The goal of this repo is to show off some of my skills in Databricks and Terraform, I hope you enjoy it ;)
In order to do this, I designed a CI/CD pipeline and a data ingestion/processing pipeline that takes real estate listing data simulated by a Lambda funtion into S3, ingests it into Databricks via Autoloader and transforms it through a medallion architecture of Delta Live Tables in order to expose it as a Databricks Dashboard.
Real Estate Inc. has a backend service, which emits JSON messages to an S3 bucket, whenever a listing on their website is created, updated, or deleted. This data needs to be flattened and consumed via a dashboard, containing only the currently active listings on the website.
The solution consists of two main parts:
- Lambda Functions: For handling the publishing service and the ingestion of listing CRUD events.
- Data Pipeline: Using Delta Live Tables (DLT) to process and manage the data, implementing both Bronze, Silver, and Gold tables, including an SCD2 table for historical changes.
- CI/CD Pipeline: Utilizing GitHub Actions for continuous integration and deployment.
- Infrastructure as Code: Managing infrastructure with Terraform.
This Lambda function simulates the behavior of the publishing service by generating and updating listings. It handles:
- Creation of Listings: Generates new listings with random data.
- Updating Listings: Updates existing listings with random modifications.
- Deletion of Listings: Deletes existing listings based on a random choice.
This Lambda function captures the CRUD events from the publishing service and reflects them onto a staging bucket. It handles:
- Detection of Events: Listens for object creation and deletion events in the S3 bucket.
- Processing Events: Retrieves the file contents for created objects and constructs a message payload.
- Storing Events: Writes the processed events to a staging S3 bucket with a unique hash identifier.
- Raw Listings Data: Contains raw listings data with S3 events, capturing JSON objects from the sales_and_rentals listings.
- Flattened Listings Data: Processes the raw data to flatten the JSON structure, removing nested fields and ensuring each column represents a property from the original JSON document.
- Current Listings Data: Maintains the latest state of each listing, including deletions, and ensures the data is available for querying from a Data Warehouse.
- Historical Listings Data: Tracks the SCD Type 2 history for listings, including records that have been deleted, with start and end timestamps for validity and an
is_currentboolean to indicate the current record.
The infrastructure is managed in its entirety by Terraform.
GitHub Actions is used for continuous integration and deployment.

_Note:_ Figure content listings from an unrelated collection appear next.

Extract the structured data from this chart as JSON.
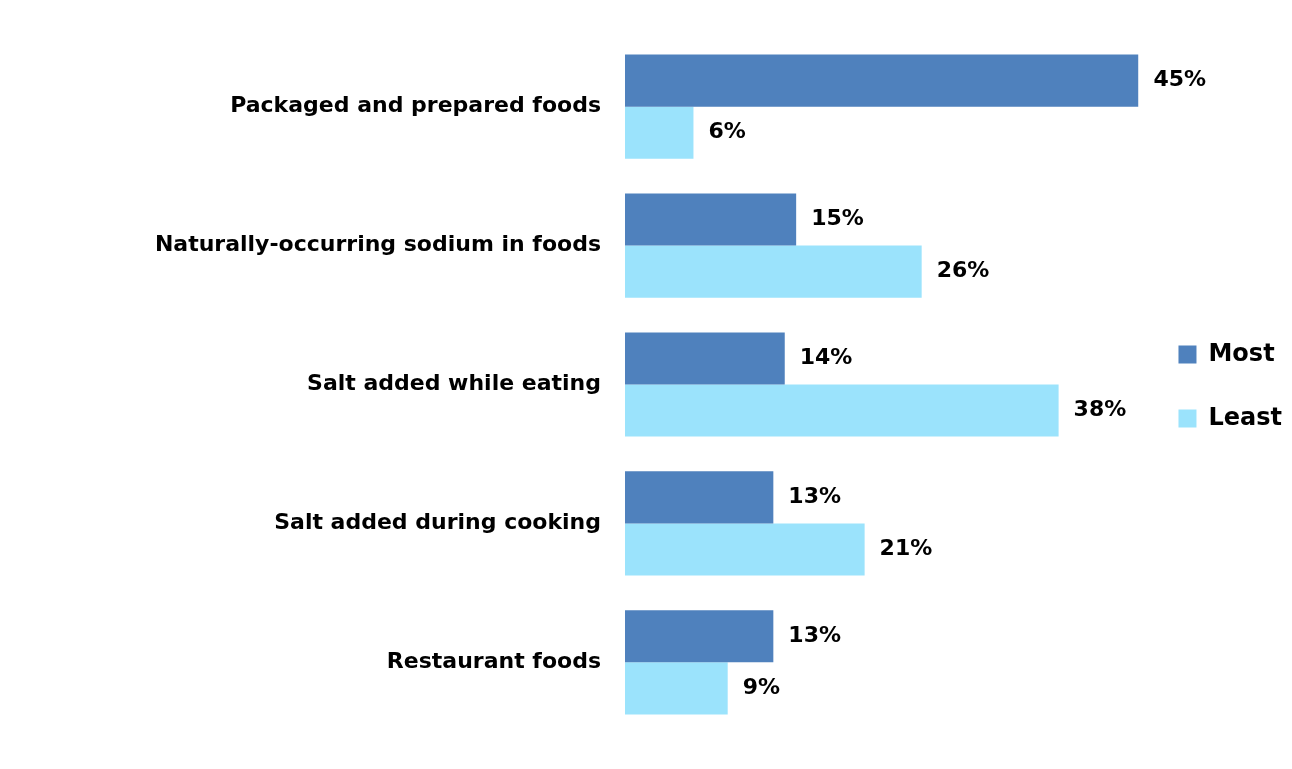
{
  "chart_data": {
    "type": "bar",
    "orientation": "horizontal",
    "categories": [
      "Packaged and prepared foods",
      "Naturally-occurring sodium in foods",
      "Salt added while eating",
      "Salt added during cooking",
      "Restaurant foods"
    ],
    "series": [
      {
        "name": "Most",
        "color": "#4f81bd",
        "values": [
          45,
          15,
          14,
          13,
          13
        ],
        "value_labels": [
          "45%",
          "15%",
          "14%",
          "13%",
          "13%"
        ]
      },
      {
        "name": "Least",
        "color": "#9be3fc",
        "values": [
          6,
          26,
          38,
          21,
          9
        ],
        "value_labels": [
          "6%",
          "26%",
          "38%",
          "21%",
          "9%"
        ]
      }
    ],
    "legend": "right",
    "grid": false
  }
}
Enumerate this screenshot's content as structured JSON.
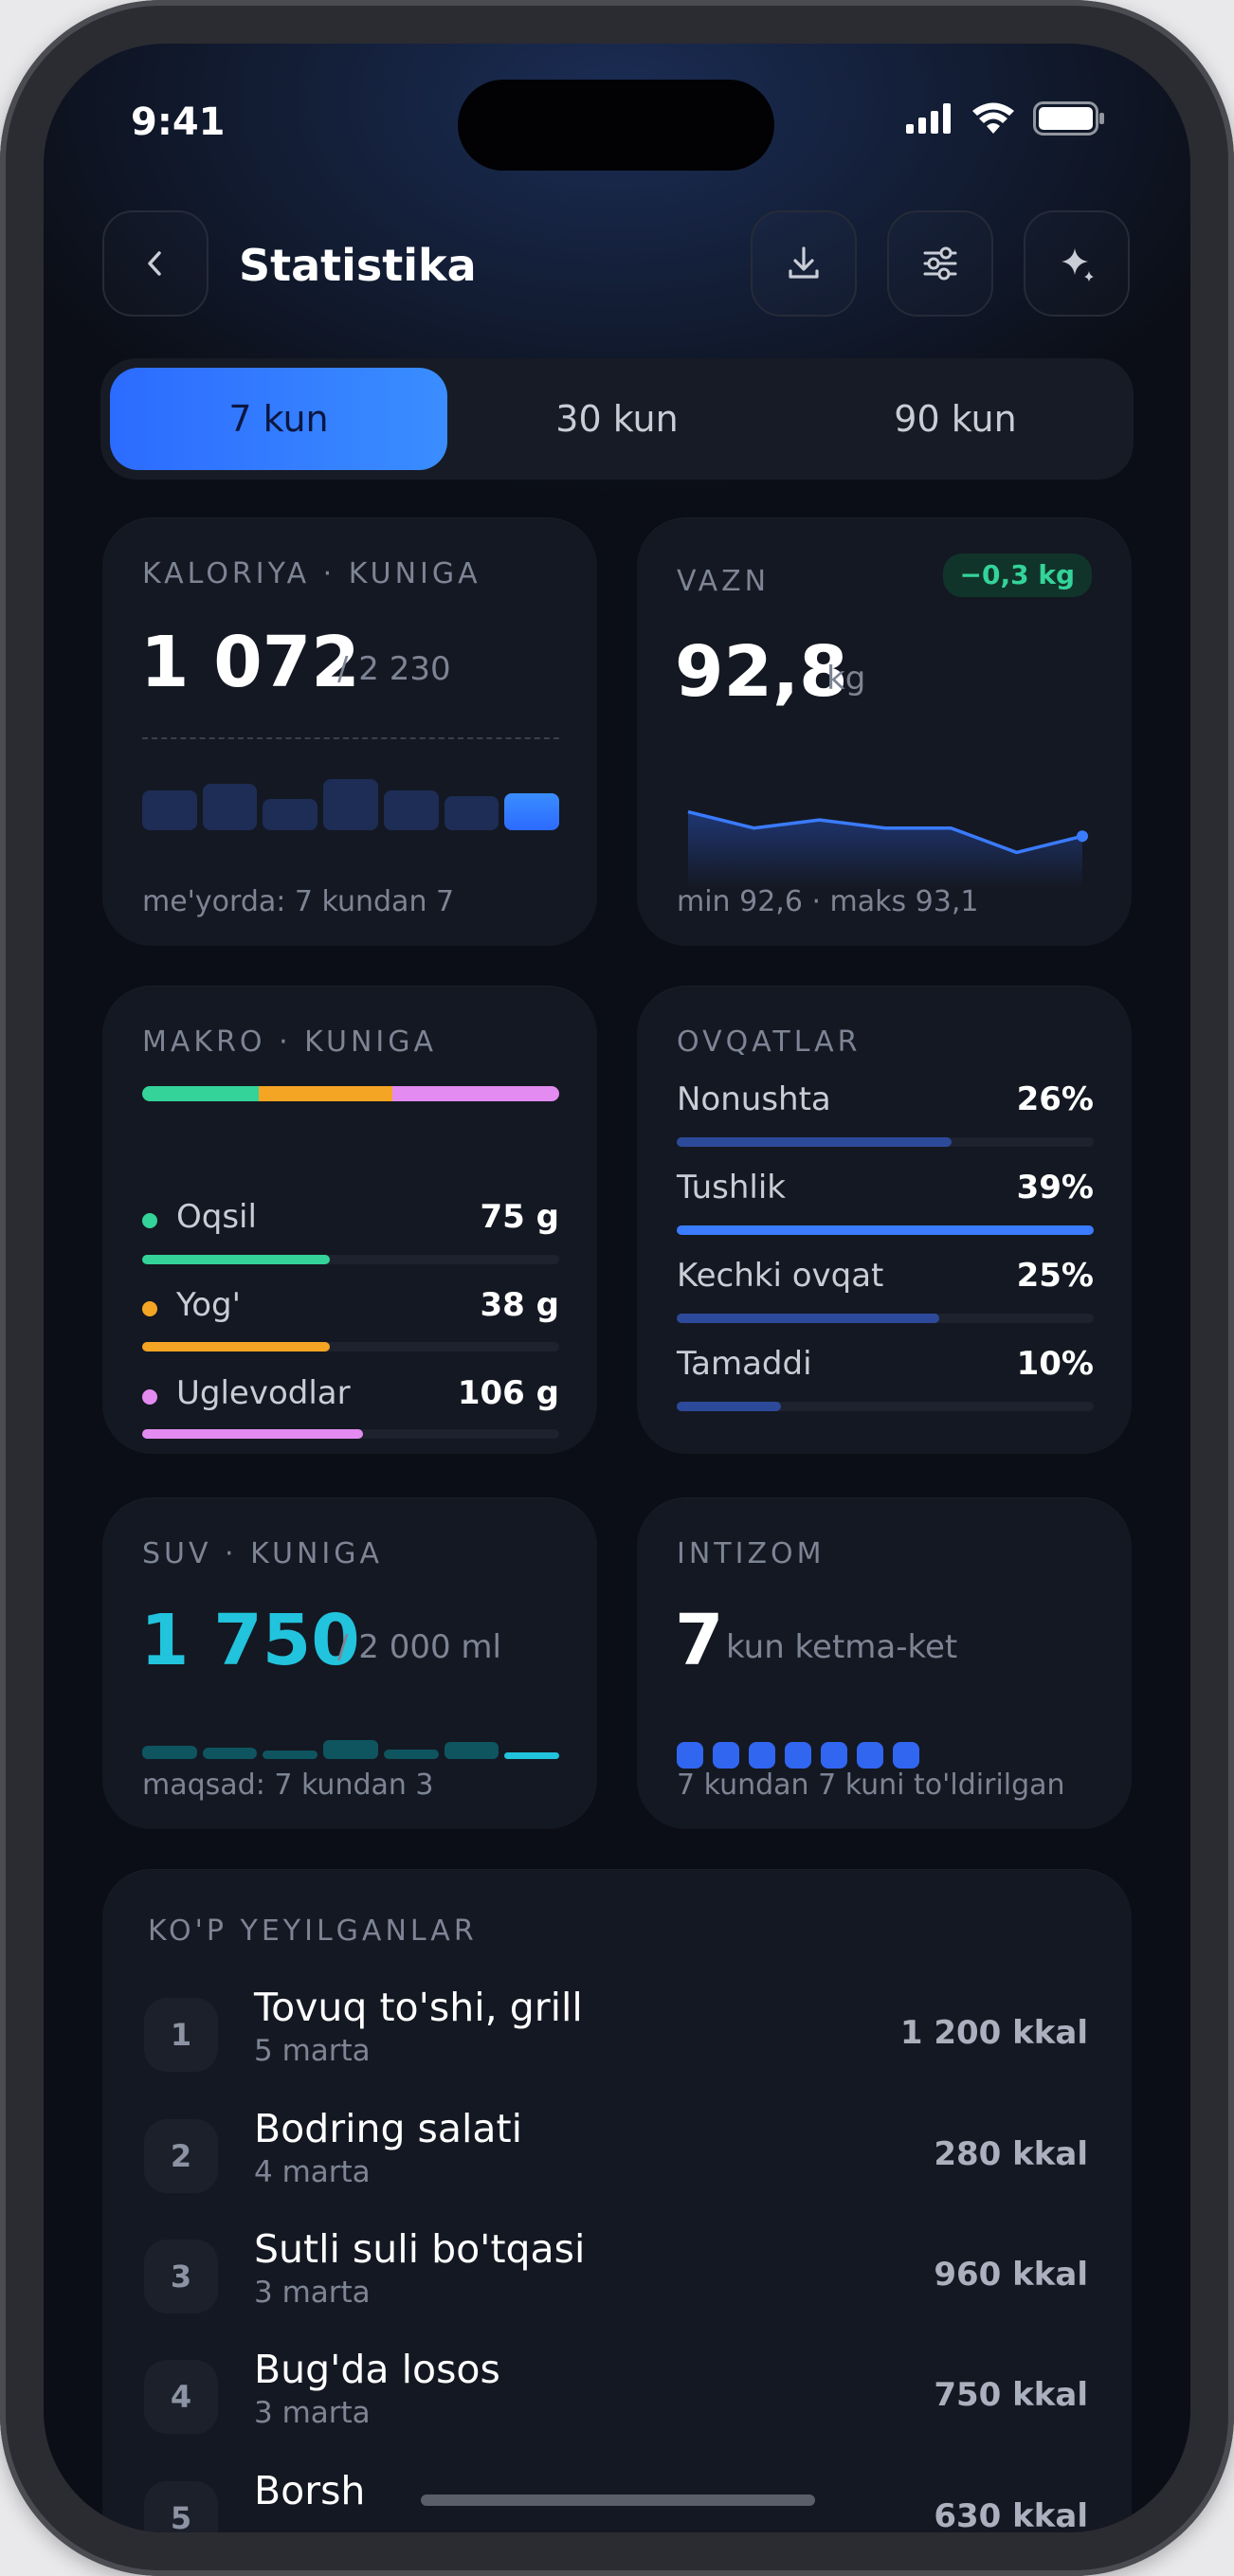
{
  "status": {
    "time": "9:41"
  },
  "header": {
    "title": "Statistika"
  },
  "icons": {
    "back": "chevron-left-icon",
    "download": "download-icon",
    "filter": "sliders-icon",
    "ai": "sparkle-icon"
  },
  "periods": [
    {
      "label": "7 kun",
      "active": true
    },
    {
      "label": "30 kun",
      "active": false
    },
    {
      "label": "90 kun",
      "active": false
    }
  ],
  "calories": {
    "caption": "KALORIYA · KUNIGA",
    "value": "1 072",
    "target": "/ 2 230",
    "note": "me'yorda: 7 kundan 7",
    "bar_values": [
      0.6,
      0.7,
      0.47,
      0.77,
      0.6,
      0.52,
      0.55
    ]
  },
  "weight": {
    "caption": "VAZN",
    "badge": "−0,3 kg",
    "value": "92,8",
    "unit": "kg",
    "note": "min 92,6 · maks 93,1",
    "series": [
      93.1,
      92.9,
      93.0,
      92.9,
      92.9,
      92.6,
      92.8
    ]
  },
  "macros": {
    "caption": "MAKRO · KUNIGA",
    "split": [
      0.28,
      0.32,
      0.4
    ],
    "items": [
      {
        "label": "Oqsil",
        "value": "75 g",
        "color": "#34d399",
        "fill": 0.45
      },
      {
        "label": "Yog'",
        "value": "38 g",
        "color": "#f5a524",
        "fill": 0.45
      },
      {
        "label": "Uglevodlar",
        "value": "106 g",
        "color": "#e38bf0",
        "fill": 0.53
      }
    ]
  },
  "meals": {
    "caption": "OVQATLAR",
    "items": [
      {
        "label": "Nonushta",
        "value": "26%",
        "fill": 0.66,
        "color": "#2d4a9a"
      },
      {
        "label": "Tushlik",
        "value": "39%",
        "fill": 1.0,
        "color": "#3a7bff"
      },
      {
        "label": "Kechki ovqat",
        "value": "25%",
        "fill": 0.63,
        "color": "#2d4a9a"
      },
      {
        "label": "Tamaddi",
        "value": "10%",
        "fill": 0.25,
        "color": "#2d4a9a"
      }
    ]
  },
  "water": {
    "caption": "SUV · KUNIGA",
    "value": "1 750",
    "target": "/ 2 000 ml",
    "note": "maqsad: 7 kundan 3",
    "levels": [
      0.55,
      0.45,
      0.35,
      0.75,
      0.4,
      0.68,
      0.28
    ]
  },
  "discipline": {
    "caption": "INTIZOM",
    "value": "7",
    "unit": "kun ketma-ket",
    "note": "7 kundan 7 kuni to'ldirilgan",
    "days_filled": 7
  },
  "top_foods": {
    "caption": "KO'P YEYILGANLAR",
    "items": [
      {
        "rank": "1",
        "name": "Tovuq to'shi, grill",
        "count": "5 marta",
        "kcal": "1 200 kkal"
      },
      {
        "rank": "2",
        "name": "Bodring salati",
        "count": "4 marta",
        "kcal": "280 kkal"
      },
      {
        "rank": "3",
        "name": "Sutli suli bo'tqasi",
        "count": "3 marta",
        "kcal": "960 kkal"
      },
      {
        "rank": "4",
        "name": "Bug'da losos",
        "count": "3 marta",
        "kcal": "750 kkal"
      },
      {
        "rank": "5",
        "name": "Borsh",
        "count": "",
        "kcal": "630 kkal"
      }
    ]
  },
  "colors": {
    "accent": "#3a7bff",
    "water": "#22c3dc",
    "positive": "#34d399"
  }
}
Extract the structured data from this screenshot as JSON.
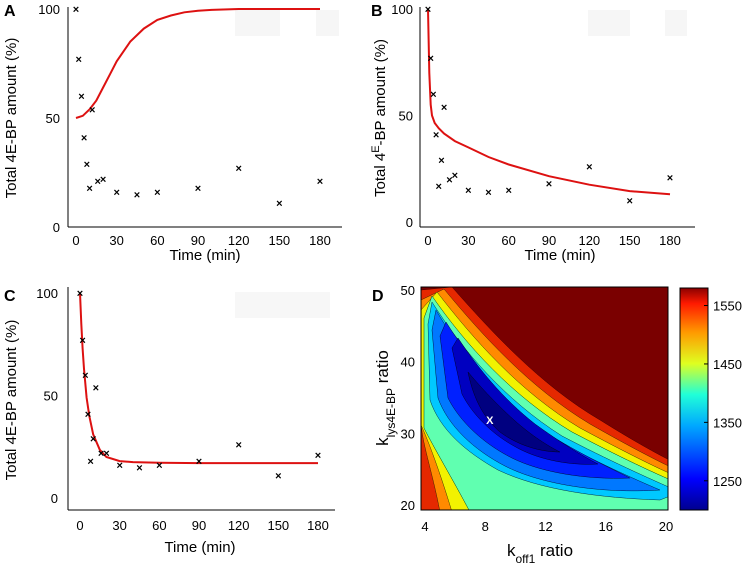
{
  "chart_data": [
    {
      "panel": "A",
      "type": "scatter",
      "xlabel": "Time (min)",
      "ylabel": "Total  4E-BP amount (%)",
      "xlim": [
        0,
        180
      ],
      "ylim": [
        0,
        100
      ],
      "xticks": [
        0,
        30,
        60,
        90,
        120,
        150,
        180
      ],
      "yticks": [
        0,
        50,
        100
      ],
      "points": {
        "x": [
          0,
          2,
          4,
          6,
          8,
          10,
          12,
          16,
          20,
          30,
          45,
          60,
          90,
          120,
          150,
          180
        ],
        "y": [
          100,
          77,
          60,
          41,
          29,
          18,
          54,
          21,
          22,
          16,
          15,
          16,
          18,
          27,
          11,
          21
        ]
      },
      "fit": {
        "color": "#dd1111",
        "x": [
          0,
          5,
          10,
          15,
          20,
          25,
          30,
          40,
          50,
          60,
          70,
          80,
          90,
          100,
          120,
          150,
          180
        ],
        "y": [
          50,
          51,
          54,
          58,
          64,
          70,
          76,
          85,
          91,
          95,
          97,
          98.5,
          99.2,
          99.6,
          100,
          100,
          100
        ]
      }
    },
    {
      "panel": "B",
      "type": "scatter",
      "xlabel": "Time (min)",
      "ylabel": "Total  4E-BP amount (%)",
      "ylabel_sup": "E",
      "xlim": [
        0,
        180
      ],
      "ylim": [
        0,
        100
      ],
      "xticks": [
        0,
        30,
        60,
        90,
        120,
        150,
        180
      ],
      "yticks": [
        0,
        50,
        100
      ],
      "points": {
        "x": [
          0,
          2,
          4,
          6,
          8,
          10,
          12,
          16,
          20,
          30,
          45,
          60,
          90,
          120,
          150,
          180
        ],
        "y": [
          100,
          77,
          60,
          41,
          17,
          29,
          54,
          20,
          22,
          15,
          14,
          15,
          18,
          26,
          10,
          21
        ]
      },
      "fit": {
        "color": "#dd1111",
        "x": [
          0,
          1,
          2,
          3,
          5,
          8,
          12,
          20,
          30,
          45,
          60,
          90,
          120,
          150,
          180
        ],
        "y": [
          100,
          70,
          55,
          50,
          46.5,
          44,
          41.5,
          38,
          35,
          30.5,
          27,
          21.5,
          17.5,
          14.5,
          13
        ]
      }
    },
    {
      "panel": "C",
      "type": "scatter",
      "xlabel": "Time (min)",
      "ylabel": "Total  4E-BP amount (%)",
      "xlim": [
        0,
        180
      ],
      "ylim": [
        0,
        100
      ],
      "xticks": [
        0,
        30,
        60,
        90,
        120,
        150,
        180
      ],
      "yticks": [
        0,
        50,
        100
      ],
      "points": {
        "x": [
          0,
          2,
          4,
          6,
          8,
          10,
          12,
          16,
          20,
          30,
          45,
          60,
          90,
          120,
          150,
          180
        ],
        "y": [
          100,
          77,
          60,
          41,
          18,
          29,
          54,
          22,
          22,
          16,
          15,
          16,
          18,
          26,
          11,
          21
        ]
      },
      "fit": {
        "color": "#dd1111",
        "x": [
          0,
          1,
          2,
          3,
          5,
          7,
          10,
          15,
          20,
          30,
          40,
          60,
          90,
          120,
          150,
          180
        ],
        "y": [
          100,
          85,
          73,
          63,
          49,
          40,
          31,
          23.5,
          20,
          18,
          17.5,
          17.2,
          17,
          17,
          17,
          17
        ]
      }
    },
    {
      "panel": "D",
      "type": "heatmap",
      "xlabel": "k",
      "xlabel_sub": "off1",
      "xlabel_tail": " ratio",
      "ylabel": "k",
      "ylabel_sub": "lys4E-BP",
      "ylabel_tail": " ratio",
      "xlim": [
        4,
        20
      ],
      "ylim": [
        20,
        50
      ],
      "xticks": [
        4,
        8,
        12,
        16,
        20
      ],
      "yticks": [
        20,
        30,
        40,
        50
      ],
      "colorbar_ticks": [
        1250,
        1350,
        1450,
        1550
      ],
      "colorbar_range": [
        1200,
        1580
      ],
      "minimum_marker": {
        "label": "X",
        "x": 8.3,
        "y": 32
      }
    }
  ]
}
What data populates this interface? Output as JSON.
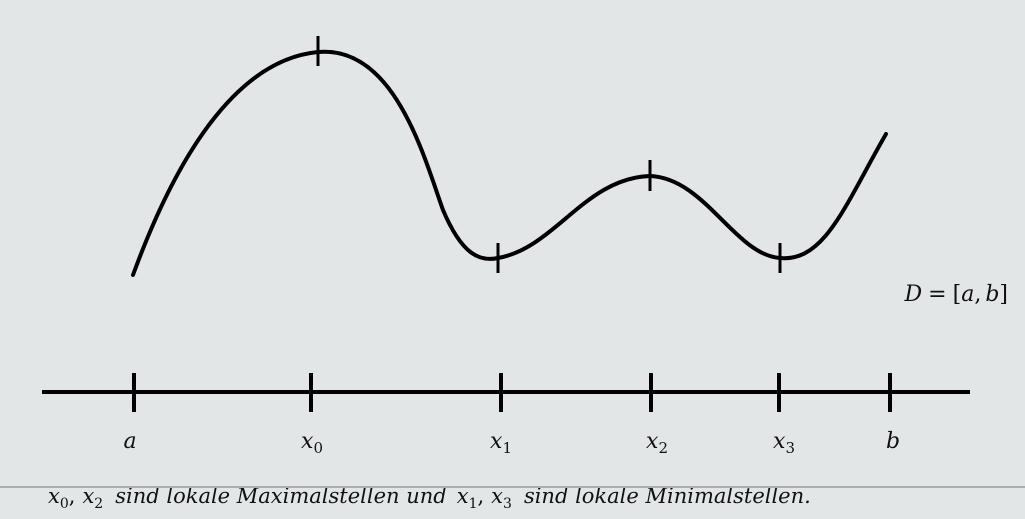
{
  "diagram": {
    "domain_label": {
      "D": "D",
      "eq": "=",
      "lb": "[",
      "a": "a",
      "comma": ",",
      "b": "b",
      "rb": "]"
    },
    "ticks": [
      {
        "id": "a",
        "main": "a",
        "sub": ""
      },
      {
        "id": "x0",
        "main": "x",
        "sub": "0"
      },
      {
        "id": "x1",
        "main": "x",
        "sub": "1"
      },
      {
        "id": "x2",
        "main": "x",
        "sub": "2"
      },
      {
        "id": "x3",
        "main": "x",
        "sub": "3"
      },
      {
        "id": "b",
        "main": "b",
        "sub": ""
      }
    ],
    "caption": {
      "x0": "x",
      "x0sub": "0",
      "c1": ",",
      "x2": "x",
      "x2sub": "2",
      "t1": "sind lokale Maximalstellen und",
      "x1": "x",
      "x1sub": "1",
      "c2": ",",
      "x3": "x",
      "x3sub": "3",
      "t2": "sind lokale Minimalstellen."
    },
    "colors": {
      "background": "#e3e6e7",
      "ink": "#000000"
    }
  }
}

The workflow automates the following steps:
- Zipping Lambda Functions: Packages the Lambda functions.
- Terraform Initialization: Initializes Terraform in the workspace.
- Terraform Plan and Apply: Applies the Terraform plan to deploy the infrastructure.
The CI/CD pipeline ensures that any changes to the codebase or infrastructure are automatically tested and deployed, maintaining consistency and reliability in the deployment process.